Mammografia con Tomosintesi – L’importanza di una diagnosi precoce del tumore

Mammografia con Tomosintesi – L’importanza di una diagnosi precoce del tumore.

L’esame mammografico è l’esame di prima istanza nella diagnostica senologica. È un esame radiologico, basato dunque sull’utilizzo di radiazioni ionizzanti. La quantità di raggi X utilizzati nella mammografia digitale diretta comunque è molto bassa.

Mammografia con Tomosintesi È un esame molto importante perché è il principale strumento diagnostico per identificare tumori e cisti. È un dato consolidato infatti che la mortalità per tumore al seno è ridotta per chi si sottopone all’esame. Per questo viene consigliato un esame mammografico del seno annuale per le donne sopra i 40 anni di età.

Mammografia con Tomosintesi

L’importanza di una diagnosi precoce del tumore

E’ essenziale il controllo periodico anche in assenza di sintomi dolorosi al fine di effettuare una diagnosi precoce del tumore tramite l’esecuzione degli esami mammografico ed ecografico.

Innovazione e qualità … mammografia con Tomosintesi

Presso il Poliambulatorio Sanem è stato recentemente installato il nuovissimo macchinario Amulet innovality – mammografia con tomosintesi.

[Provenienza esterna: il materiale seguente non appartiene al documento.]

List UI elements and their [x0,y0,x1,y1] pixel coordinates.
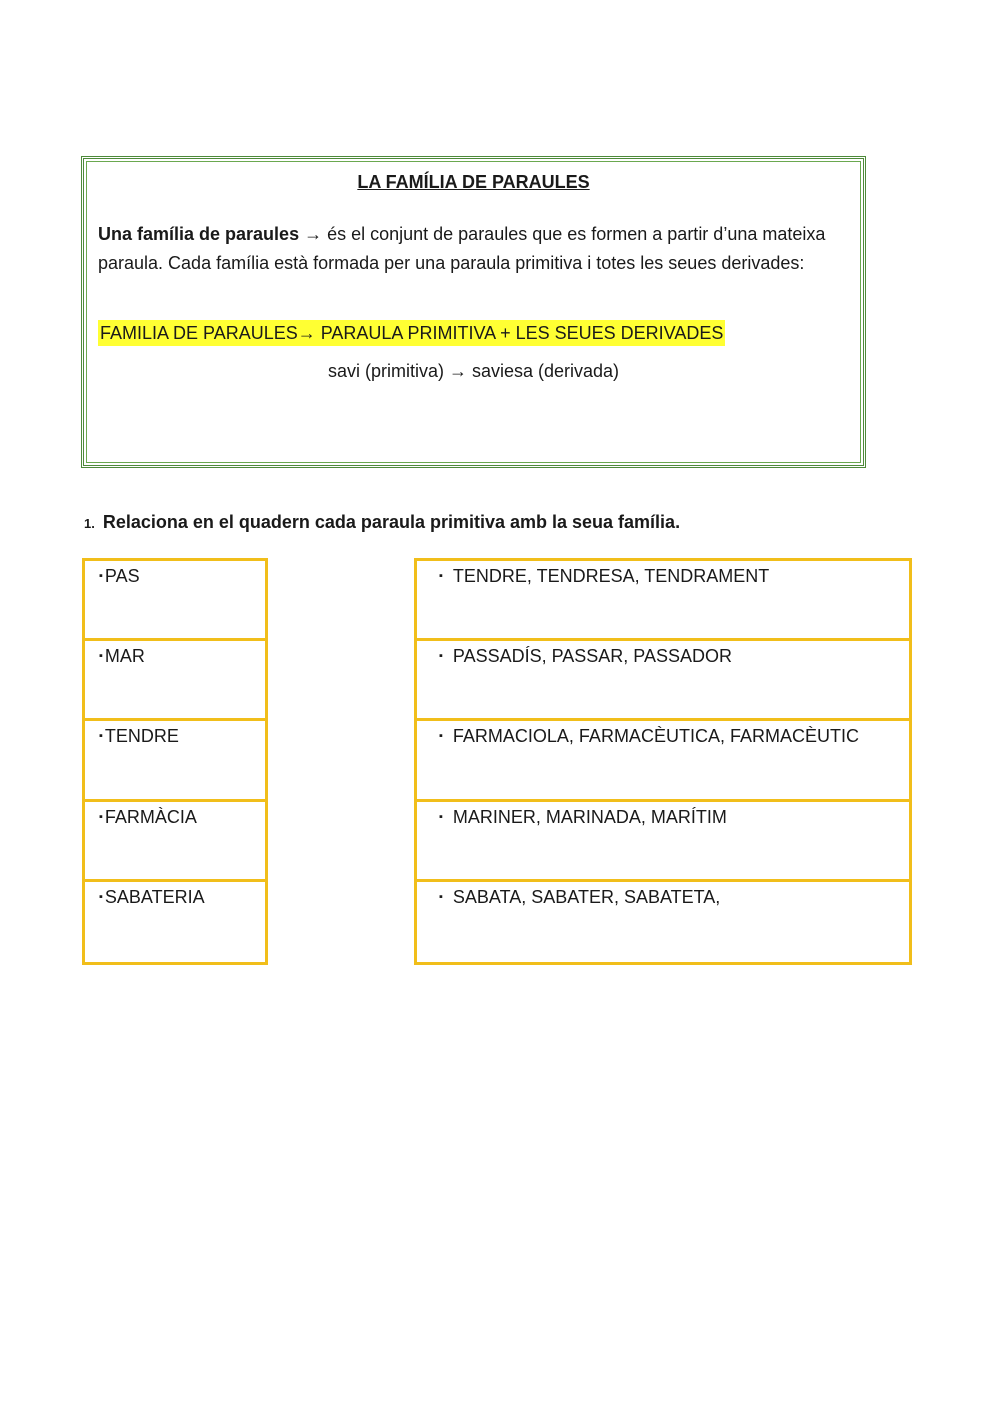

La diagnosi precoce dei tumori più efficace grazie alla tomosintesi

La Tomosintesi rende possibile osservare la struttura interna del seno.

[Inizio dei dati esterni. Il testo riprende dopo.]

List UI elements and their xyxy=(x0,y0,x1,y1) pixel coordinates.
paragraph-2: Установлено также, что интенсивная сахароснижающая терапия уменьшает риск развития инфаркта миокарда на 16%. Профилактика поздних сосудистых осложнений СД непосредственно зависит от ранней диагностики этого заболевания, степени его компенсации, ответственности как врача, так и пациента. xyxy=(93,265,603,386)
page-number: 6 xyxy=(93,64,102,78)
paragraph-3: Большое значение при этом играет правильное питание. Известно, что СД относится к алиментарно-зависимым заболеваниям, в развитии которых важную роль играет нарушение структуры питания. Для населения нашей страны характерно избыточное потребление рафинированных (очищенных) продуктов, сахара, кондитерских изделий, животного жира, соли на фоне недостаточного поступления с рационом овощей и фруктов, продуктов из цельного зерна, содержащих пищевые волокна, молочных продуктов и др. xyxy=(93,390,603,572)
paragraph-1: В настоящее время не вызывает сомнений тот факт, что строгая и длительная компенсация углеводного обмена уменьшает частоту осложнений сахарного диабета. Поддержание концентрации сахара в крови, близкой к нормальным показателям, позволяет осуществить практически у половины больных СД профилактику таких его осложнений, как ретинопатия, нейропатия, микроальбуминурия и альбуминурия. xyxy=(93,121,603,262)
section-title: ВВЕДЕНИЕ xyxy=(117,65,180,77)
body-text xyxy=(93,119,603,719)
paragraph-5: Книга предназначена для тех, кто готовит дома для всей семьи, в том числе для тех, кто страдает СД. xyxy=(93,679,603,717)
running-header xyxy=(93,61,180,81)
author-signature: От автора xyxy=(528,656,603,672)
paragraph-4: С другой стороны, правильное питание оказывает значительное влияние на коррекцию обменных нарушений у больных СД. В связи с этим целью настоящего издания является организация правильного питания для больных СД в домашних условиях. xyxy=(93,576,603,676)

Nella tomosintesi del seno, il tubo a raggi X si muove attravesro un arco mentre acquisisce una serie di immagini radiografiche a basso dosaggio.

Le immagini riprese da diverse angolazioni vengono ricostruite in una gamma di sezioni di Tomosintesi in cui la struttura di interesse è sempre a fuoco.

le immagini tomografiche ricostruite facilitano l’identificazione di lesioni che potrebbero essere difficili da visualizzare nella mammografia di routine a causa della presenza di strutture mammarie sovrapposte.

Per sconfiggere il cancro al seno, la prevenzione resta l’arma fondamentale.

La Mammografia  è un esame fondamentale per la prevenzione del tumore della mammella.

Si tratta di una tecnica diagnostica morfologica (che studia quindi forma e struttura della mammella) e consente di rilevare lesioni mammarie in fase precoce, che si presentano sotto forma di opacità nodulari a margini irregolari, microcalcificazioni polimorfe, oppure aree di distorsione strutturale.

La mammografia è un esame che utilizza radiazioni ionizzanti, ma le tecniche recenti permettono di utilizzare una dose di radiazioni ionizzanti estremamente bassa.

Un interessante sviluppo tecnologico recente è rappresentato dall’applicazione della tecnica digitale.

Rispetto alla tecnica tradizionale (mammografia analogica), la mammografia digitale permette infatti di ridurre ulteriormente la dose di radiazione, a fronte di un’ottima qualità dell’immagine.

Il limite maggiore della mammografia però è rappresentato dalla “mammella densa”, in cui strutturalmente prevale la quota di tessuto ghiandolare rispetto a quello adiposo, condizione presente soprattutto nelle donne giovani, in età fertile, ma comunque numericamente significativa anche nella donne ultracinquantenni.

In queste condizioni, la radiopacità omogenea indotta dal tessuto ghiandolare fa sì che ci sia una possibilità che la lesione non sia individuata.

La ricerca tecnologica ha perciò cercato di sopperire a tali limiti della mammografia sviluppando la MAMMOGRAFIA CON TOMOSINTESI .

Si tratta in pratica di una mammografia tridimensionale ad alta definizione.

La TOMOSINTESI  è uno strumento diagnostico che permette di studiare la mammella ‘a strati’, dove appunto la mammella viene scomposta in tante immagini che poi, sovrapposte, ricostruiscono la figura della mammella nella sua completezza.

Tutto questo si traduce in un grande vantaggio per i seni difficili da leggere – ad esempio nei seni densi – che possono così essere analizzati più specificamente e in dettaglio, svelando lesioni che nell’immagine d’insieme sarebbero altrimenti mascherate.

Il risultato è che aumenta l’accuratezza diagnostica, in quanto possono essere individuate lesioni che risulterebbero ‘invisibili’ con l’esame tradizionale.

Da un punto di vista metodologico questa macchina di ultima generazione offre una prestazione simile ad una mammografia digitale, ma è meno dolorosa perché la compressione necessaria è inferiore.

Rispetto alla metodologia standard dell’esame 2D, però, lo studio 3D eseguito con tomosintesi permette un’analisi molto più accurata “strato per strato” della mammella.